Bystanders play a critical role in the prevention of sexual and relationship violence. They are often the largest group of people involved - outnumbering both the perpetrators and the victims/survivors. Bystanders can have a range of involvement in assaults. A person or persons may be aware that a specific assault is happening or will happen, they may see an assault or potential assault in progress, or they may have knowledge that an assault has already occurred. Regardless of how close to the incident they are, bystanders have the power stop assaults and to get help for people who have been victimized.
Everyone has been or will be in situations where they are bystanders. While you may be aware that certain behaviors are inappropriate and potentially illegal, you may not always know what you can do to make a difference. It is a matter of individual and collective choice whether you are going to be active bystanders who speak up and say something, or whether you will opt to be passive bystanders who stand by and say nothing.
Being an active bystander does not require that you risk your own safety or the well being of others. Our goal is to aid in the prevention of violence without causing further threat, harm, or damage. Remember, there is a range of actions that are appropriate, depending on the situation. If you or someone else is in immediate danger, calling 911 is the best action a bystander can take.
We want to promote a culture of community accountability at Trinity Valley Community College where bystanders are actively engaged in the prevention of violence, realizing that we are all responsible for each other in addition to ourselves.
The five steps to helping
1. Notice that something is happening
2. Interpret the meaning of the event
3. Take responsibility for providing help
4. Know how to help
5. Provide help
Before an individual can decide to intervene in an emergency, they must take several steps. If the person is to intervene they must first notice the event, they must interpret the situation as an emergency, and they must decide that it is their personal responsibility to act. At each of these preliminary steps, the bystander to an emergency can remove themselves from the decision process and thus fail to help. They can fail to notice the event, fail to interpret the event as an emergency, or can fail to assume the responsibility to take action.
Who are Bystanders?
You are a potential bystander. Everyone is a potential bystander. This includes your friends, your classmates, your family, RA’s, acquaintances, on-lookers, random passers-by, and pretty much everyone else in the world.
There are different types of bystanders. A bystander may choose to ignore the situation (i.e. passive bystanders), engage in the situation in a way that stops it (i.e. active bystanders), or engage in the situation in a way that exacerbates the situation (i.e. participants)

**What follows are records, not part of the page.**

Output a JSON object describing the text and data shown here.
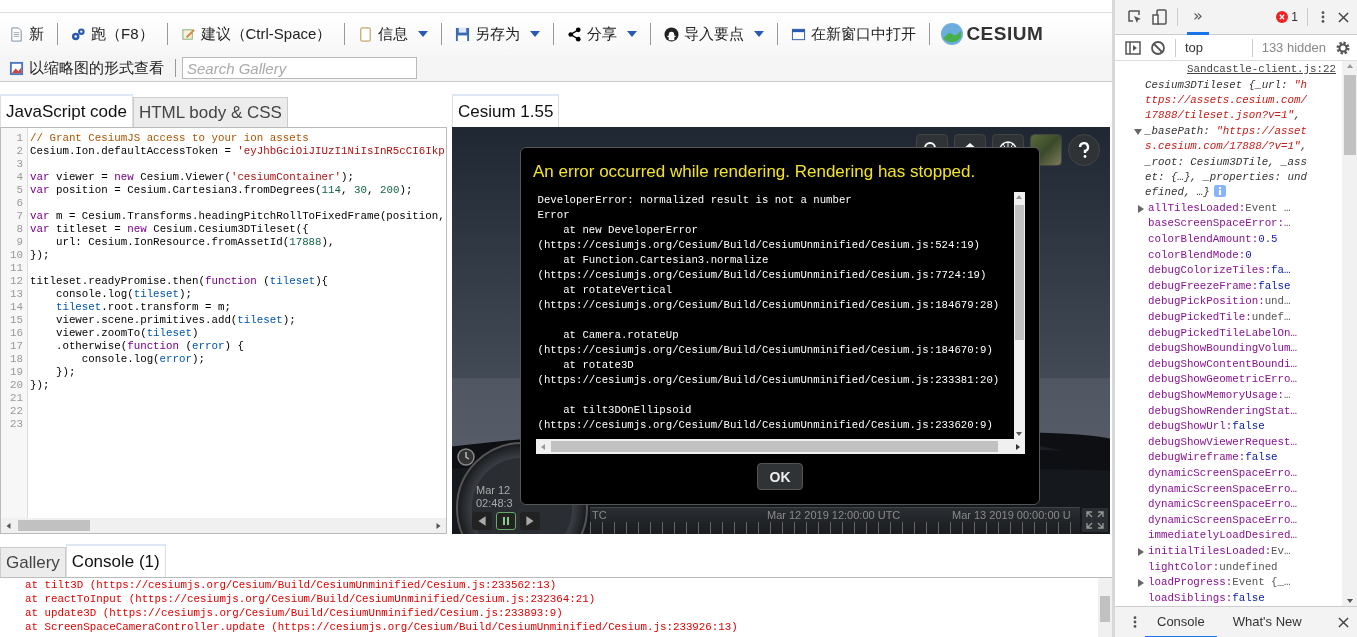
{
  "toolbar": {
    "buttons": [
      {
        "label": "新",
        "dropdown": false
      },
      {
        "label": "跑（F8）",
        "dropdown": false
      },
      {
        "label": "建议（Ctrl-Space）",
        "dropdown": false
      },
      {
        "label": "信息",
        "dropdown": true
      },
      {
        "label": "另存为",
        "dropdown": true
      },
      {
        "label": "分享",
        "dropdown": true
      },
      {
        "label": "导入要点",
        "dropdown": true
      },
      {
        "label": "在新窗口中打开",
        "dropdown": false
      }
    ],
    "logo": "CESIUM",
    "thumbnail_button": "以缩略图的形式查看",
    "search": {
      "placeholder": "Search Gallery"
    }
  },
  "editor": {
    "tabs": [
      {
        "label": "JavaScript code",
        "selected": true
      },
      {
        "label": "HTML body & CSS",
        "selected": false
      }
    ],
    "lines": [
      {
        "number": "1",
        "tokens": [
          {
            "kind": "comment",
            "text": "// Grant CesiumJS access to your ion assets"
          }
        ]
      },
      {
        "number": "2",
        "tokens": [
          {
            "kind": "plain",
            "text": "Cesium.Ion.defaultAccessToken = "
          },
          {
            "kind": "string",
            "text": "'eyJhbGciOiJIUzI1NiIsInR5cCI6Ikp"
          }
        ]
      },
      {
        "number": "3"
      },
      {
        "number": "4",
        "tokens": [
          {
            "kind": "keyword",
            "text": "var"
          },
          {
            "kind": "plain",
            "text": " viewer = "
          },
          {
            "kind": "keyword",
            "text": "new"
          },
          {
            "kind": "plain",
            "text": " Cesium.Viewer("
          },
          {
            "kind": "string",
            "text": "'cesiumContainer'"
          },
          {
            "kind": "plain",
            "text": ");"
          }
        ]
      },
      {
        "number": "5",
        "tokens": [
          {
            "kind": "keyword",
            "text": "var"
          },
          {
            "kind": "plain",
            "text": " position = Cesium.Cartesian3.fromDegrees("
          },
          {
            "kind": "number",
            "text": "114"
          },
          {
            "kind": "plain",
            "text": ", "
          },
          {
            "kind": "number",
            "text": "30"
          },
          {
            "kind": "plain",
            "text": ", "
          },
          {
            "kind": "number",
            "text": "200"
          },
          {
            "kind": "plain",
            "text": ");"
          }
        ]
      },
      {
        "number": "6"
      },
      {
        "number": "7",
        "tokens": [
          {
            "kind": "keyword",
            "text": "var"
          },
          {
            "kind": "plain",
            "text": " m = Cesium.Transforms.headingPitchRollToFixedFrame(position,"
          }
        ]
      },
      {
        "number": "8",
        "tokens": [
          {
            "kind": "keyword",
            "text": "var"
          },
          {
            "kind": "plain",
            "text": " titleset = "
          },
          {
            "kind": "keyword",
            "text": "new"
          },
          {
            "kind": "plain",
            "text": " Cesium.Cesium3DTileset({"
          }
        ]
      },
      {
        "number": "9",
        "tokens": [
          {
            "kind": "plain",
            "text": "    url: Cesium.IonResource.fromAssetId("
          },
          {
            "kind": "number",
            "text": "17888"
          },
          {
            "kind": "plain",
            "text": "),"
          }
        ]
      },
      {
        "number": "10",
        "tokens": [
          {
            "kind": "plain",
            "text": "});"
          }
        ]
      },
      {
        "number": "11"
      },
      {
        "number": "12",
        "tokens": [
          {
            "kind": "plain",
            "text": "titleset.readyPromise.then("
          },
          {
            "kind": "keyword",
            "text": "function"
          },
          {
            "kind": "plain",
            "text": " ("
          },
          {
            "kind": "variable",
            "text": "tileset"
          },
          {
            "kind": "plain",
            "text": "){"
          }
        ]
      },
      {
        "number": "13",
        "tokens": [
          {
            "kind": "plain",
            "text": "    console.log("
          },
          {
            "kind": "variable",
            "text": "tileset"
          },
          {
            "kind": "plain",
            "text": ");"
          }
        ]
      },
      {
        "number": "14",
        "tokens": [
          {
            "kind": "variable",
            "text": "    tileset"
          },
          {
            "kind": "plain",
            "text": ".root.transform = m;"
          }
        ]
      },
      {
        "number": "15",
        "tokens": [
          {
            "kind": "plain",
            "text": "    viewer.scene.primitives.add("
          },
          {
            "kind": "variable",
            "text": "tileset"
          },
          {
            "kind": "plain",
            "text": ");"
          }
        ]
      },
      {
        "number": "16",
        "tokens": [
          {
            "kind": "plain",
            "text": "    viewer.zoomTo("
          },
          {
            "kind": "variable",
            "text": "tileset"
          },
          {
            "kind": "plain",
            "text": ")"
          }
        ]
      },
      {
        "number": "17",
        "tokens": [
          {
            "kind": "plain",
            "text": "    .otherwise("
          },
          {
            "kind": "keyword",
            "text": "function"
          },
          {
            "kind": "plain",
            "text": " ("
          },
          {
            "kind": "variable",
            "text": "error"
          },
          {
            "kind": "plain",
            "text": ") {"
          }
        ]
      },
      {
        "number": "18",
        "tokens": [
          {
            "kind": "plain",
            "text": "        console.log("
          },
          {
            "kind": "variable",
            "text": "error"
          },
          {
            "kind": "plain",
            "text": ");"
          }
        ]
      },
      {
        "number": "19",
        "tokens": [
          {
            "kind": "plain",
            "text": "    });"
          }
        ]
      },
      {
        "number": "20",
        "tokens": [
          {
            "kind": "plain",
            "text": "});"
          }
        ]
      },
      {
        "number": "21"
      },
      {
        "number": "22"
      },
      {
        "number": "23"
      }
    ]
  },
  "viewer": {
    "tab": {
      "label": "Cesium 1.55",
      "selected": true
    },
    "clock": {
      "date": "Mar 12",
      "time": "02:48:3"
    },
    "timeline": {
      "labels": [
        "TC",
        "Mar 12 2019 12:00:00 UTC",
        "Mar 13 2019 00:00:00 U"
      ]
    },
    "dialog": {
      "title": "An error occurred while rendering. Rendering has stopped.",
      "blocks": [
        [
          "DeveloperError: normalized result is not a number",
          "Error",
          "    at new DeveloperError",
          "(https://cesiumjs.org/Cesium/Build/CesiumUnminified/Cesium.js:524:19)",
          "    at Function.Cartesian3.normalize",
          "(https://cesiumjs.org/Cesium/Build/CesiumUnminified/Cesium.js:7724:19)",
          "    at rotateVertical",
          "(https://cesiumjs.org/Cesium/Build/CesiumUnminified/Cesium.js:184679:28)"
        ],
        [
          "    at Camera.rotateUp",
          "(https://cesiumjs.org/Cesium/Build/CesiumUnminified/Cesium.js:184670:9)",
          "    at rotate3D",
          "(https://cesiumjs.org/Cesium/Build/CesiumUnminified/Cesium.js:233381:20)"
        ],
        [
          "    at tilt3DOnEllipsoid",
          "(https://cesiumjs.org/Cesium/Build/CesiumUnminified/Cesium.js:233620:9)"
        ]
      ],
      "ok": "OK"
    }
  },
  "bottom": {
    "tabs": [
      {
        "label": "Gallery",
        "selected": false
      },
      {
        "label": "Console (1)",
        "selected": true
      }
    ],
    "console": [
      "at tilt3D (https://cesiumjs.org/Cesium/Build/CesiumUnminified/Cesium.js:233562:13)",
      "at reactToInput (https://cesiumjs.org/Cesium/Build/CesiumUnminified/Cesium.js:232364:21)",
      "at update3D (https://cesiumjs.org/Cesium/Build/CesiumUnminified/Cesium.js:233893:9)",
      "at ScreenSpaceCameraController.update (https://cesiumjs.org/Cesium/Build/CesiumUnminified/Cesium.js:233926:13)"
    ]
  },
  "devtools": {
    "more_tab": {
      "label": "»",
      "selected": true
    },
    "error_count": "1",
    "context": "top",
    "hidden": "133 hidden",
    "source": "Sandcastle-client.js:22",
    "summary": {
      "expanded": true,
      "tokens": [
        {
          "kind": "plain",
          "text": "Cesium3DTileset {_url: "
        },
        {
          "kind": "string",
          "text": "\"https://assets.cesium.com/17888/tileset.json?v=1\""
        },
        {
          "kind": "plain",
          "text": ", _basePath: "
        },
        {
          "kind": "string",
          "text": "\"https://assets.cesium.com/17888/?v=1\""
        },
        {
          "kind": "plain",
          "text": ", _root: Cesium3DTile, _asset: {…}, _properties: undefined, …}"
        }
      ]
    },
    "props": [
      {
        "kind": "object",
        "name": "allTilesLoaded:",
        "value": "Event …"
      },
      {
        "kind": "property",
        "name": "baseScreenSpaceError:",
        "value": "…"
      },
      {
        "kind": "number",
        "name": "colorBlendAmount:",
        "value": "0.5"
      },
      {
        "kind": "number",
        "name": "colorBlendMode:",
        "value": "0"
      },
      {
        "kind": "boolean",
        "name": "debugColorizeTiles:",
        "value": "fa…"
      },
      {
        "kind": "boolean",
        "name": "debugFreezeFrame:",
        "value": "false"
      },
      {
        "kind": "property",
        "name": "debugPickPosition:",
        "value": "und…"
      },
      {
        "kind": "property",
        "name": "debugPickedTile:",
        "value": "undef…"
      },
      {
        "kind": "property",
        "name": "debugPickedTileLabelOn…"
      },
      {
        "kind": "property",
        "name": "debugShowBoundingVolum…"
      },
      {
        "kind": "property",
        "name": "debugShowContentBoundi…"
      },
      {
        "kind": "property",
        "name": "debugShowGeometricErro…"
      },
      {
        "kind": "property",
        "name": "debugShowMemoryUsage:",
        "value": "…"
      },
      {
        "kind": "property",
        "name": "debugShowRenderingStat…"
      },
      {
        "kind": "boolean",
        "name": "debugShowUrl:",
        "value": "false"
      },
      {
        "kind": "property",
        "name": "debugShowViewerRequest…"
      },
      {
        "kind": "boolean",
        "name": "debugWireframe:",
        "value": "false"
      },
      {
        "kind": "property",
        "name": "dynamicScreenSpaceErro…"
      },
      {
        "kind": "property",
        "name": "dynamicScreenSpaceErro…"
      },
      {
        "kind": "property",
        "name": "dynamicScreenSpaceErro…"
      },
      {
        "kind": "property",
        "name": "dynamicScreenSpaceErro…"
      },
      {
        "kind": "property",
        "name": "immediatelyLoadDesired…"
      },
      {
        "kind": "object",
        "name": "initialTilesLoaded:",
        "value": "Ev…"
      },
      {
        "kind": "property",
        "name": "lightColor:",
        "value": "undefined"
      },
      {
        "kind": "object",
        "name": "loadProgress:",
        "value": "Event {_…"
      },
      {
        "kind": "boolean",
        "name": "loadSiblings:",
        "value": "false"
      }
    ],
    "drawer_tabs": [
      {
        "label": "Console",
        "selected": true
      },
      {
        "label": "What's New",
        "selected": false
      }
    ]
  }
}
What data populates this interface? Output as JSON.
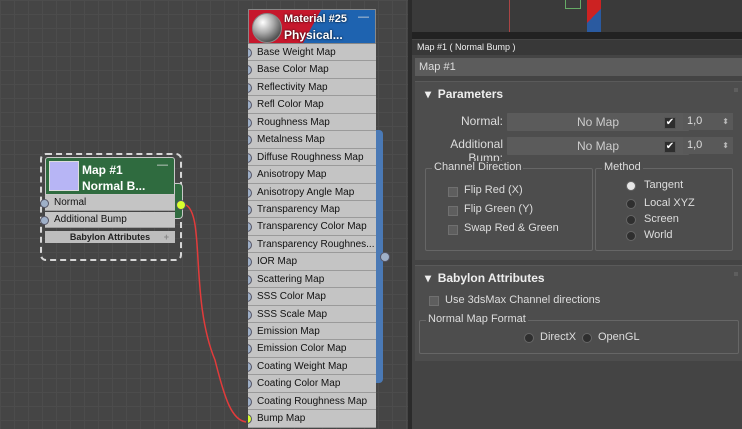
{
  "normal_bump_node": {
    "title_line1": "Map #1",
    "title_line2": "Normal B...",
    "minimize": "—",
    "inputs": [
      "Normal",
      "Additional Bump"
    ],
    "section": "Babylon Attributes",
    "section_plus": "+",
    "swatch_color": "#b7b5f5"
  },
  "material_node": {
    "title_line1": "Material #25",
    "title_line2": "Physical...",
    "minimize": "—",
    "slots": [
      "Base Weight Map",
      "Base Color Map",
      "Reflectivity Map",
      "Refl Color Map",
      "Roughness Map",
      "Metalness Map",
      "Diffuse Roughness Map",
      "Anisotropy Map",
      "Anisotropy Angle Map",
      "Transparency Map",
      "Transparency Color Map",
      "Transparency Roughnes...",
      "IOR Map",
      "Scattering Map",
      "SSS Color Map",
      "SSS Scale Map",
      "Emission Map",
      "Emission Color Map",
      "Coating Weight Map",
      "Coating Color Map",
      "Coating Roughness Map",
      "Bump Map"
    ]
  },
  "panel": {
    "title": "Map #1  ( Normal Bump )",
    "map_name": "Map #1",
    "parameters": {
      "header": "Parameters",
      "normal_label": "Normal:",
      "normal_button": "No Map",
      "normal_check": "✔",
      "normal_value": "1,0",
      "addbump_label": "Additional Bump:",
      "addbump_button": "No Map",
      "addbump_check": "✔",
      "addbump_value": "1,0",
      "spinner_arrows": "▲▼",
      "channel_direction": {
        "title": "Channel Direction",
        "options": [
          "Flip Red (X)",
          "Flip Green (Y)",
          "Swap Red & Green"
        ]
      },
      "method": {
        "title": "Method",
        "options": [
          "Tangent",
          "Local XYZ",
          "Screen",
          "World"
        ],
        "selected": "Tangent"
      }
    },
    "babylon": {
      "header": "Babylon Attributes",
      "use_channel_dirs": "Use 3dsMax Channel directions",
      "format_title": "Normal Map Format",
      "formats": [
        "DirectX",
        "OpenGL"
      ]
    }
  },
  "colors": {
    "wire": "#e23b3b",
    "accent_socket": "#d8ff2e",
    "node_green": "#2f6b3f",
    "material_blue": "#1e63b0"
  }
}
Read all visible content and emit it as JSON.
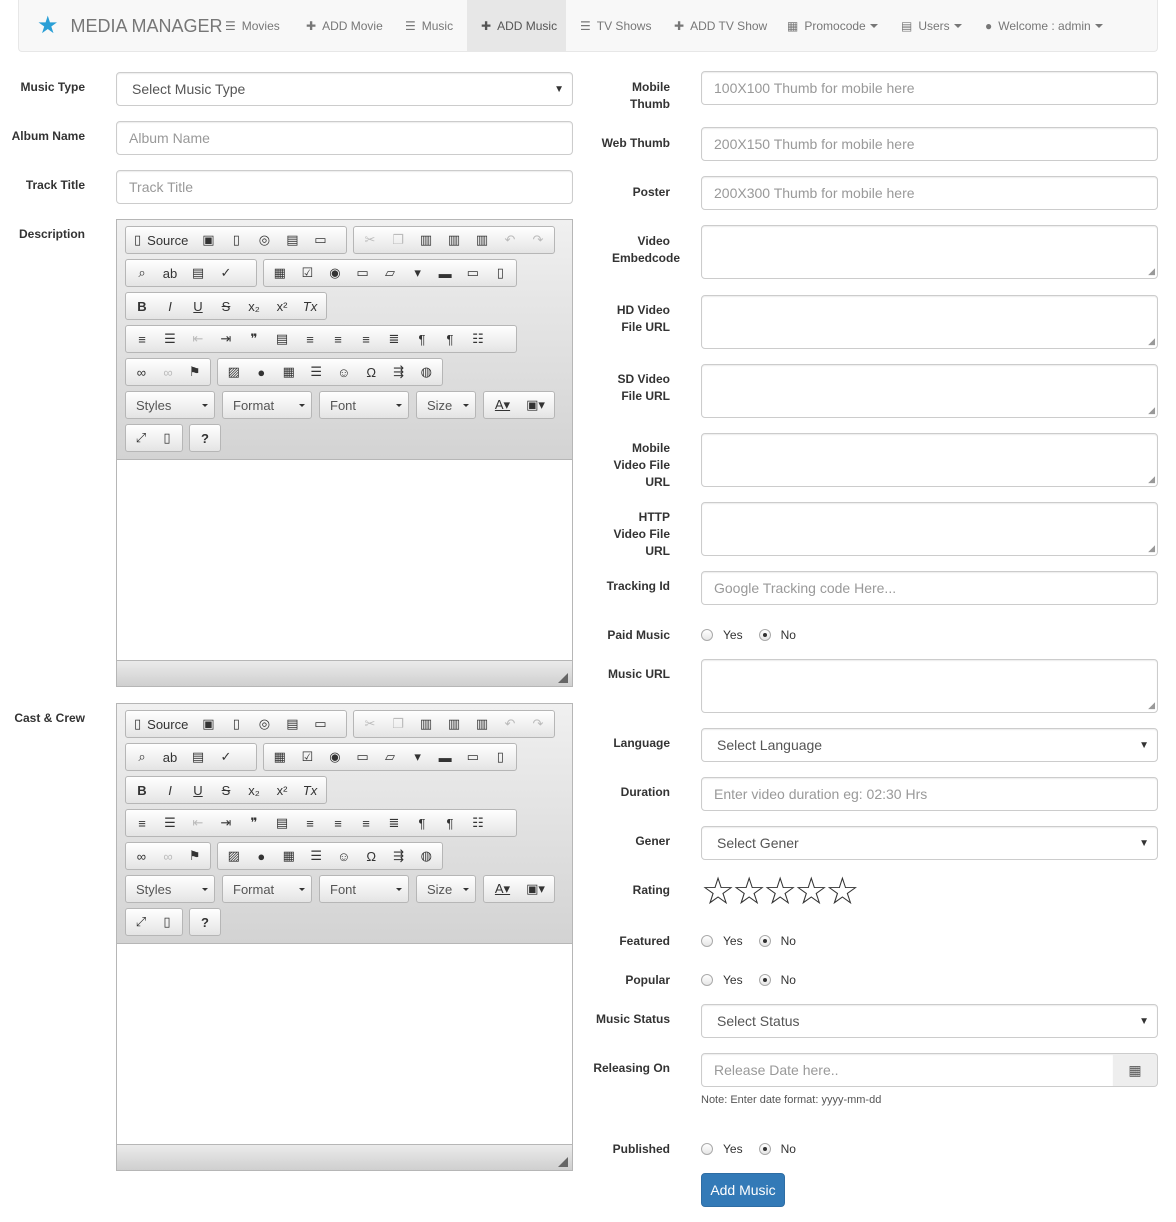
{
  "nav": {
    "brand": "MEDIA MANAGER",
    "items": [
      {
        "label": "Movies",
        "icon": "list-icon"
      },
      {
        "label": "ADD Movie",
        "icon": "plus-icon"
      },
      {
        "label": "Music",
        "icon": "list-icon"
      },
      {
        "label": "ADD Music",
        "icon": "plus-icon"
      },
      {
        "label": "TV Shows",
        "icon": "list-icon"
      },
      {
        "label": "ADD TV Show",
        "icon": "plus-icon"
      },
      {
        "label": "Promocode",
        "icon": "gift-icon"
      },
      {
        "label": "Users",
        "icon": "book-icon"
      },
      {
        "label": "Welcome : admin",
        "icon": "user-icon"
      }
    ],
    "active_item": "ADD Music"
  },
  "left": {
    "music_type": {
      "label": "Music Type",
      "value": "Select Music Type"
    },
    "album_name": {
      "label": "Album Name",
      "placeholder": "Album Name"
    },
    "track_title": {
      "label": "Track Title",
      "placeholder": "Track Title"
    },
    "description": {
      "label": "Description"
    },
    "cast_crew": {
      "label": "Cast & Crew"
    }
  },
  "editor": {
    "source": "Source",
    "styles": "Styles",
    "format": "Format",
    "font": "Font",
    "size": "Size"
  },
  "right": {
    "mobile_thumb": {
      "label": "Mobile Thumb",
      "placeholder": "100X100 Thumb for mobile here"
    },
    "web_thumb": {
      "label": "Web Thumb",
      "placeholder": "200X150 Thumb for mobile here"
    },
    "poster": {
      "label": "Poster",
      "placeholder": "200X300 Thumb for mobile here"
    },
    "video_embedcode": {
      "label": "Video Embedcode"
    },
    "hd_video": {
      "label": "HD Video File URL"
    },
    "sd_video": {
      "label": "SD Video File URL"
    },
    "mobile_video": {
      "label": "Mobile Video File URL"
    },
    "http_video": {
      "label": "HTTP Video File URL"
    },
    "tracking_id": {
      "label": "Tracking Id",
      "placeholder": "Google Tracking code Here..."
    },
    "paid_music": {
      "label": "Paid Music",
      "yes": "Yes",
      "no": "No",
      "selected": "No"
    },
    "music_url": {
      "label": "Music URL"
    },
    "language": {
      "label": "Language",
      "value": "Select Language"
    },
    "duration": {
      "label": "Duration",
      "placeholder": "Enter video duration eg: 02:30 Hrs"
    },
    "gener": {
      "label": "Gener",
      "value": "Select Gener"
    },
    "rating": {
      "label": "Rating",
      "stars": 5,
      "filled": 0
    },
    "featured": {
      "label": "Featured",
      "yes": "Yes",
      "no": "No",
      "selected": "No"
    },
    "popular": {
      "label": "Popular",
      "yes": "Yes",
      "no": "No",
      "selected": "No"
    },
    "music_status": {
      "label": "Music Status",
      "value": "Select Status"
    },
    "releasing_on": {
      "label": "Releasing On",
      "placeholder": "Release Date here..",
      "note": "Note: Enter date format: yyyy-mm-dd"
    },
    "published": {
      "label": "Published",
      "yes": "Yes",
      "no": "No",
      "selected": "No"
    },
    "submit": "Add Music"
  },
  "colors": {
    "primary": "#337ab7",
    "brand_star": "#2a9fd6",
    "nav_bg": "#f8f8f8"
  }
}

What is Bystander Intervention?
Bystander intervention, or being an active bystander, is part of being a member of the TVCC community. We all have an important role in preventing sexual violence when we are confronted with problematic situations. Being an active bystander can include:
· Speaking out against statements, attitudes, or behavior that may perpetuate a culture endorsing violence as
acceptable or inevitable
· Naming and stopping situations that could lead to a sexual assault
· Stepping in during a high-risk incident, whether by disruption, distraction, speaking up, or even calling for
help forothers can step in.
· Supporting and believing others when they feel uncomfortable or hurt
· Helping others respond to problematic situations
The goals of bystander intervention are manifold. While bystanders must ultimately be equipped with skills to be effective and supportive allies before a sexual assault ever takes place, bystanders must also be taught when to intervene and why, as a member of the TVCC community, we all have a responsibility to derail and interrupt violence and violence-condoning attitudes on campus. Research shows that bystander intervention is a promising practice to help prevent the national public health problem of sexual assault on college campuses.
A typical bystander…
Goes through 5 stages when determining whether or not to act:
1. Notice the situation
2. Interpret the situation as requiring intervention
3. Assume responsibility for intervening
4. Know how to effectively help/Decide how best to help
5. Actually intervene in the situation
Being an active bystander does not mean that you should risk your personal safety, or that you need to become a vigilante. There are a range of actions that are appropriate, depending on you and the risky situation at hand. Remember, if you are ever worried for the immediate safety of yourself or others, you can decide to leave the situation and seek outside help – that’s still bystander intervention!
The Ideal Bystander…
· Approaches everyone as a friend.
· Is honest and direct whenever possible.
· Tries to de-escalate the situation before it is a crisis.
· Avoids using violence as a means of intervention.
· Refrains from antagonizing or accusatory actions when possible.